Benton fits the familiar mold of Jack London, John Steinbeck, Ernest Hemingway–the roughneck artist, the temperamental genius disguised as a Joe. But beneath the denim and swagger, there lurks something else: a soul, Benton said, ‘impregnated with a deep sense of the value of life, of the beauty of the basic human emotions and the sadness of the drama of human striving.’ -Verlyn Klinkenborg, Smithsonian, April 1989, p. 100.

Named after his great-grandfather, a prominent U.S. senator, Thomas Hart Benton emerged from a political background with a love for America and its back roads. As the son of a popular Missouri congressman, Benton traveled extensively with his father on the campaign trail.

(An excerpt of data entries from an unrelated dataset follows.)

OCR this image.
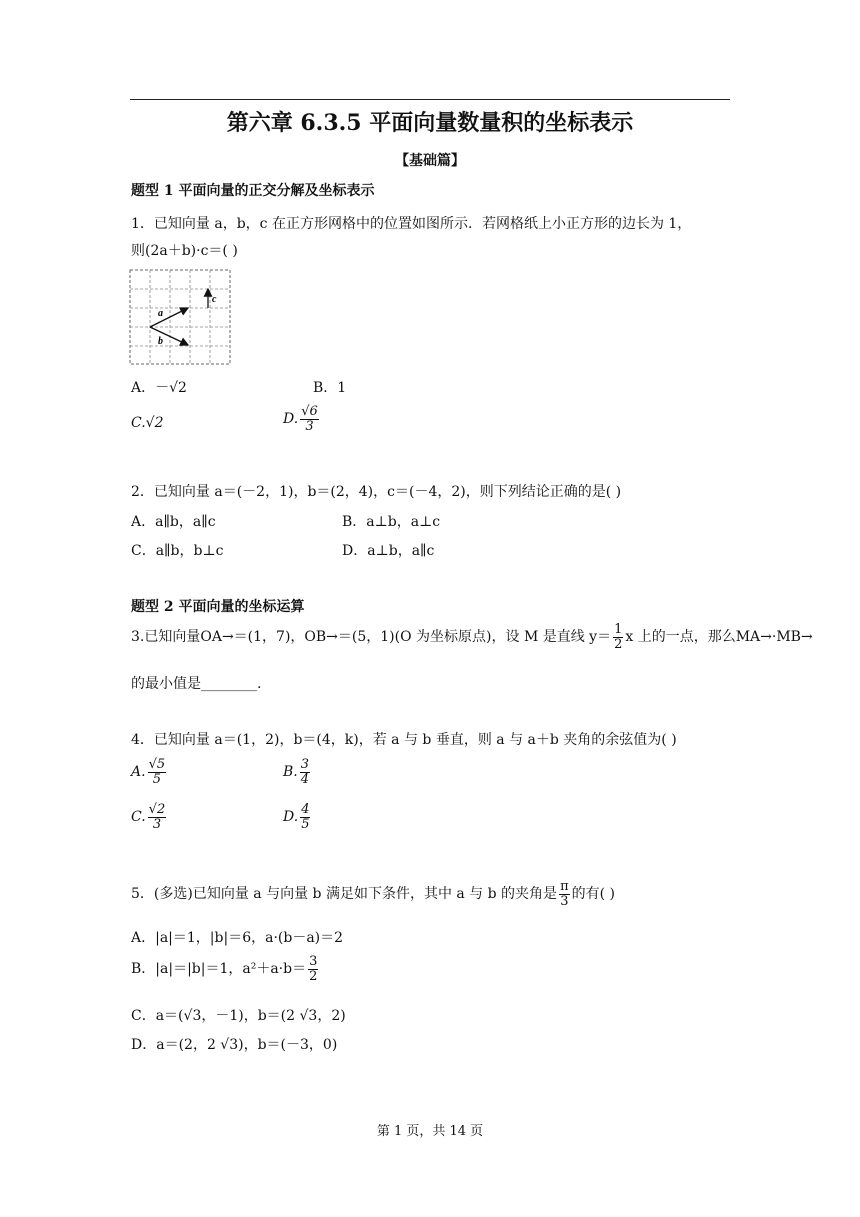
第六章 6.3.5 平面向量数量积的坐标表示
【基础篇】
题型 1 平面向量的正交分解及坐标表示
1．已知向量 a，b，c 在正方形网格中的位置如图所示．若网格纸上小正方形的边长为 1，
则(2a＋b)·c＝( )
a
b
c
A．－√2	B．1
C.√2	D. $\frac{√6}{3}$
2．已知向量 a＝(－2，1)，b＝(2，4)，c＝(－4，2)，则下列结论正确的是( )
A．a∥b，a∥c	B．a⊥b，a⊥c
C．a∥b，b⊥c	D．a⊥b，a∥c
题型 2 平面向量的坐标运算
3.已知向量OA→＝(1，7)，OB→＝(5，1)(O 为坐标原点)，设 M 是直线 $y= \frac{1}{2}$ x 上的一点，那么MA→·MB→
的最小值是________.
4．已知向量 a＝(1，2)，b＝(4，k)，若 a 与 b 垂直，则 a 与 a＋b 夹角的余弦值为( )
A. $\frac{√5}{5}$	B. $\frac{3}{4}$
C. $\frac{√2}{3}$	D. $\frac{4}{5}$
5．(多选)已知向量 a 与向量 b 满足如下条件，其中 a 与 b 的夹角是 $\frac{\pi}{3}$ 的有( )
A．|a|＝1，|b|＝6，a·(b－a)＝2
B．|a|＝|b|＝1，$a^2+a\cdot b= \frac{3}{2}$
C．a＝(√3，－1)，b＝(2 √3，2)
D．a＝(2，2 √3)，b＝(－3，0)
第 1 页，共 14 页
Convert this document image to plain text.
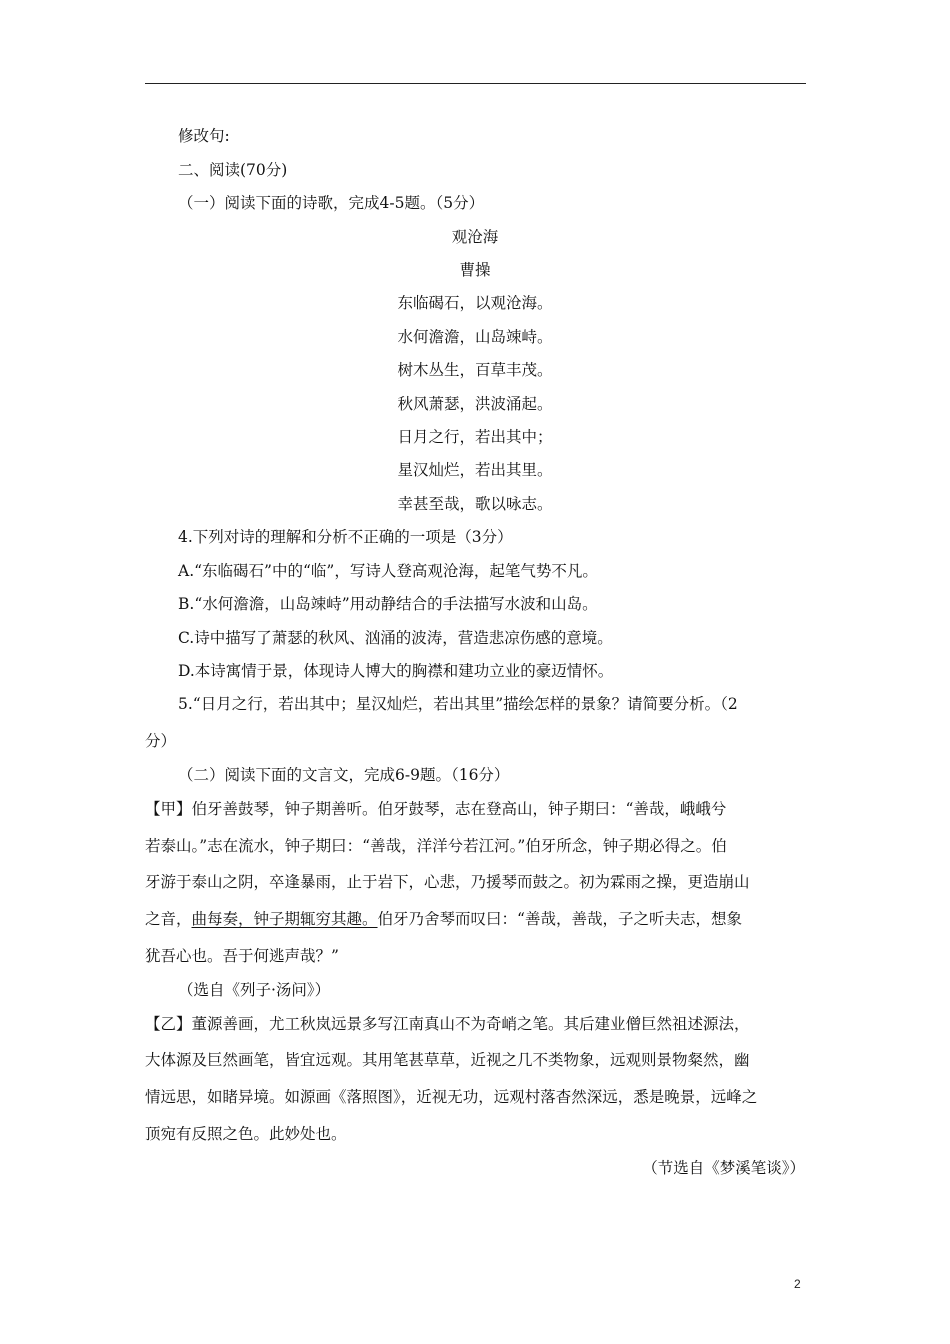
修改句:
二、阅读(70分)
（一）阅读下面的诗歌，完成4-5题。（5分）
观沧海
曹操
东临碣石，以观沧海。
水何澹澹，山岛竦峙。
树木丛生，百草丰茂。
秋风萧瑟，洪波涌起。
日月之行，若出其中；
星汉灿烂，若出其里。
幸甚至哉，歌以咏志。
4.下列对诗的理解和分析不正确的一项是（3分）
A.“东临碣石”中的“临”，写诗人登高观沧海，起笔气势不凡。
B.“水何澹澹，山岛竦峙”用动静结合的手法描写水波和山岛。
C.诗中描写了萧瑟的秋风、汹涌的波涛，营造悲凉伤感的意境。
D.本诗寓情于景，体现诗人博大的胸襟和建功立业的豪迈情怀。
5.“日月之行，若出其中；星汉灿烂，若出其里”描绘怎样的景象？请简要分析。（2
分）
（二）阅读下面的文言文，完成6-9题。（16分）
【甲】伯牙善鼓琴，钟子期善听。伯牙鼓琴，志在登高山，钟子期曰：“善哉，峨峨兮
若泰山。”志在流水，钟子期曰：“善哉，洋洋兮若江河。”伯牙所念，钟子期必得之。伯
牙游于泰山之阴，卒逢暴雨，止于岩下，心悲，乃援琴而鼓之。初为霖雨之操，更造崩山
之音，曲每奏，钟子期辄穷其趣。伯牙乃舍琴而叹曰：“善哉，善哉，子之听夫志，想象
犹吾心也。吾于何逃声哉？”
（选自《列子·汤问》）
【乙】董源善画，尤工秋岚远景多写江南真山不为奇峭之笔。其后建业僧巨然祖述源法，
大体源及巨然画笔，皆宜远观。其用笔甚草草，近视之几不类物象，远观则景物粲然，幽
情远思，如睹异境。如源画《落照图》，近视无功，远观村落杳然深远，悉是晚景，远峰之
顶宛有反照之色。此妙处也。
（节选自《梦溪笔谈》）
2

In 1907, he left Missouri to study at the Art Institute in Chicago and the Académie Julian in Paris. Returning to the United States in 1911, Benton became an instructor at the Art Students League in New York City. Traveling throughout the country, Benton was exposed to a panorama of American experience. Along with John Steuart Curry and Grant Wood, he was associated with Regionalism, an artistic movement best known for its emphasis on agrarian cultural ideals. The raw expressionistic and individualistic tone of his work reflected his conscious decision to adopt American subjects and themes in order to create a truly American art that speaks to its people, its history and its culture. By the time of his death in 1975, Benton had authored a body of work that remains perhaps the most sweeping chronicle of American culture in the 20th century.